Intel Solid-State Drive DC S3700 Review

Our Summary and Conclusion

Performance Summary: The Intel DC S3700 series SSD offered very good performance throughout our testing. These drives are not meant to outpace all others in terms of large sequential transfers and our tests proved that, as the DC S3700s trailed the LSI SandForce-based drives in that regard. At high queue depths with smaller random data transfers, however, and in terms of consistency and latency, the Intel DC S3700 drivers were among the best performers overall. The DC SC3700 offered the lowest access times of all of the drives we tested and they finished at the top of the charts in the CrytalDiskMark 4K QD32 tests and in PCMark 7’s trace-based secondary storage benchmark. The Intel DC SC3700 also offered consistent performance, regardless of the compressibility of the data being transferred to or from the drive.

The Intel DC S3700 Solid State Drive

Intel’s enterprise-class solid state drives typically command a premium, and as you probably expect, the new DC S3700 series drives continue that trend. The 100GB variant carries an MSRP of $235, the 200GB drive $470, the 400GB drive $940, and the 800GB drive $1880. At those prices, the DC S3700 series drives cost $2.35 per gigabyte, which is more than double the price of most high-end consumer-class SSDs. These drives aren’t targeted at the same market though. Take a look as some other enterprise-class SSDs and you’ll see Intel’s DC S3700 is priced very competitively. In fact, in comparison to other enterprise-class drives like the Intel SSD 710 ($3.84 per GB), the Kingston SSDNow E100 ($4.29 per GB), or the OCZ Talos 2 R ($3.99 per GB), the Intel DC SC3700 is downright cheap.

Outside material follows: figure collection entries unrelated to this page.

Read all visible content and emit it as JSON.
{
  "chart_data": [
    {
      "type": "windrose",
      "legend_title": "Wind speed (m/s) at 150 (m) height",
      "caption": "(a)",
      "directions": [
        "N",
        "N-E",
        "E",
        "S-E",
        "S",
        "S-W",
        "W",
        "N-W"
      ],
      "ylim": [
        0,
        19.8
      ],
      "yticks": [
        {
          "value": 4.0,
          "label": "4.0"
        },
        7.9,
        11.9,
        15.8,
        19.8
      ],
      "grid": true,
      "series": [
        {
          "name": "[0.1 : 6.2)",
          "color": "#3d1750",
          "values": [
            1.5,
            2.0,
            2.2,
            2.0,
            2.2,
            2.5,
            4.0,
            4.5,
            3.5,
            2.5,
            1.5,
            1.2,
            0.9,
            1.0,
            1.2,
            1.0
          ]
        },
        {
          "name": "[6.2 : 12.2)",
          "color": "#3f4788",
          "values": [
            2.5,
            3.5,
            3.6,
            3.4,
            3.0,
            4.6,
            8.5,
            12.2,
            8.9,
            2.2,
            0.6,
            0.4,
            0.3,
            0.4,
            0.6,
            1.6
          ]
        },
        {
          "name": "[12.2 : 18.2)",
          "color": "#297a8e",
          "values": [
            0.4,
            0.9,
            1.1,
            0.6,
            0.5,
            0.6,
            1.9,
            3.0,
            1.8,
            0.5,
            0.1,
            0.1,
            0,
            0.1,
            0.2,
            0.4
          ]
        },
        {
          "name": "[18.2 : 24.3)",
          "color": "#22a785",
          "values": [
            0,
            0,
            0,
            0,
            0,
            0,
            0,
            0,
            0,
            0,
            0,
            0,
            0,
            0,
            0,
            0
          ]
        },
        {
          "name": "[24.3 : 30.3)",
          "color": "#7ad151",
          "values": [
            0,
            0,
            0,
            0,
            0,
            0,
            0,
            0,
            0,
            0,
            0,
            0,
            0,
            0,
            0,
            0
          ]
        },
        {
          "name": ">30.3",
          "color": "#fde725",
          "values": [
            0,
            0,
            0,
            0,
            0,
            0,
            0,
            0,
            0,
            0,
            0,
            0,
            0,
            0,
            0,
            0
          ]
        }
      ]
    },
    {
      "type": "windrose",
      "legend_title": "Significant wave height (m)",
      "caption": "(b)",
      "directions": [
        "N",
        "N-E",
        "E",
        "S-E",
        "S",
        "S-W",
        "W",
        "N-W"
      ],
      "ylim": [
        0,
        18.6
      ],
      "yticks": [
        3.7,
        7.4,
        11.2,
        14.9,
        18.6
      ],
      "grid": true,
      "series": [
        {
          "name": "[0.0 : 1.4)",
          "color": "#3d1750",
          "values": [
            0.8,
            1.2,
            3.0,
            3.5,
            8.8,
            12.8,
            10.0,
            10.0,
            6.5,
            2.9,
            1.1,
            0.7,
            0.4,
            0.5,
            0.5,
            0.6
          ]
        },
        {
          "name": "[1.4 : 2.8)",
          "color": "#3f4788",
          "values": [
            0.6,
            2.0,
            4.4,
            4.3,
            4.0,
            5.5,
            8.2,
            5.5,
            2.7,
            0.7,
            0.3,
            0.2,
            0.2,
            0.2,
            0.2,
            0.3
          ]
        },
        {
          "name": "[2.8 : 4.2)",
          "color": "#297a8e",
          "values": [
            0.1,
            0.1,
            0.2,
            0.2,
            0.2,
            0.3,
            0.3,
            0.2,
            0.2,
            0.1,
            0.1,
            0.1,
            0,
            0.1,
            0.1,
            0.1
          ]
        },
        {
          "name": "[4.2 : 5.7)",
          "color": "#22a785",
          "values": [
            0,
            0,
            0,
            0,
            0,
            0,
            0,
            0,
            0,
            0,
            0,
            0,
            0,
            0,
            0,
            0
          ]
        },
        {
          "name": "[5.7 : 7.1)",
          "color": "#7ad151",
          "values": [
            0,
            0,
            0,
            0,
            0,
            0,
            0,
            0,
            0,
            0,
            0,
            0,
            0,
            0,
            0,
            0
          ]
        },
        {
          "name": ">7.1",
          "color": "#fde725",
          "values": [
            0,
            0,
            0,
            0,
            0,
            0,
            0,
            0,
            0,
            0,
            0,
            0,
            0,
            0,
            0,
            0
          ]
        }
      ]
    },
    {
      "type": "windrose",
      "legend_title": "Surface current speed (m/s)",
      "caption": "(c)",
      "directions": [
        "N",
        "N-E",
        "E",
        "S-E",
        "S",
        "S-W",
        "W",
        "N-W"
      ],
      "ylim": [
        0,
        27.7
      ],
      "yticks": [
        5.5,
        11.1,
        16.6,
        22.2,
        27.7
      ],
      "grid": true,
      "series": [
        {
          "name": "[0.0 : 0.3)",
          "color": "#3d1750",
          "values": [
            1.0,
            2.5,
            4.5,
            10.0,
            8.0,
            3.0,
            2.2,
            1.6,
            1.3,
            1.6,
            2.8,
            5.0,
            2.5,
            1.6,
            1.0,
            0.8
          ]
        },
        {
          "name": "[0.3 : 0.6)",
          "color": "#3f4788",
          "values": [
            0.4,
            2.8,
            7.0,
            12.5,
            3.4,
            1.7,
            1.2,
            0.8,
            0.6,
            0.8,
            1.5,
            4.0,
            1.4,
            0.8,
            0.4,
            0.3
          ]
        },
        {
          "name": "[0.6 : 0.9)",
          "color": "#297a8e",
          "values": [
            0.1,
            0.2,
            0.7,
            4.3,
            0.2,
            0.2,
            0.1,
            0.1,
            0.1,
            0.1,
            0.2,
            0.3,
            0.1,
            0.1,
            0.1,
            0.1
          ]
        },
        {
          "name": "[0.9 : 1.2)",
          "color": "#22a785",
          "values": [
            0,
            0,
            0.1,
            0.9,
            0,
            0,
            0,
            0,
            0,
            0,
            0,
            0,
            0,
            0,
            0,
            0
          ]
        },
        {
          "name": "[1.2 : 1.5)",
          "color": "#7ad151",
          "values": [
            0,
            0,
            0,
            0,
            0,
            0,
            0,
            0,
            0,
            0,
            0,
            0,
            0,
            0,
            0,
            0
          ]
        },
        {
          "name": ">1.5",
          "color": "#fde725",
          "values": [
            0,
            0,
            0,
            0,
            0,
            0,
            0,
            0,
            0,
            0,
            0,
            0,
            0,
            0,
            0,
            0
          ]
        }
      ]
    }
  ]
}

We obviously can’t speak to the long-terms reliability of the Intel DC S3700, but Intel’s track record in the enterprise SSD market is excellent. These new drives stick with proven, mature 25nm HET-MLC NAND, they offer consistently strong performance, and their endurance rating is comfortably high at 10 full-drive writes per day for 5 years. Consider the Intel DC S3700’s overall performance profile, feature set, a 5-year warranty and competitive pricing, and Intel’s got another strong enterprise-class SSD in their product portfolio.

  • 5-Year Warranty
  • Consistent Performance
  • Competitive Pricing
  • High Endurance Rating
  • Relatively Expensive
  • Sequential Transfers Trail many other SSDs.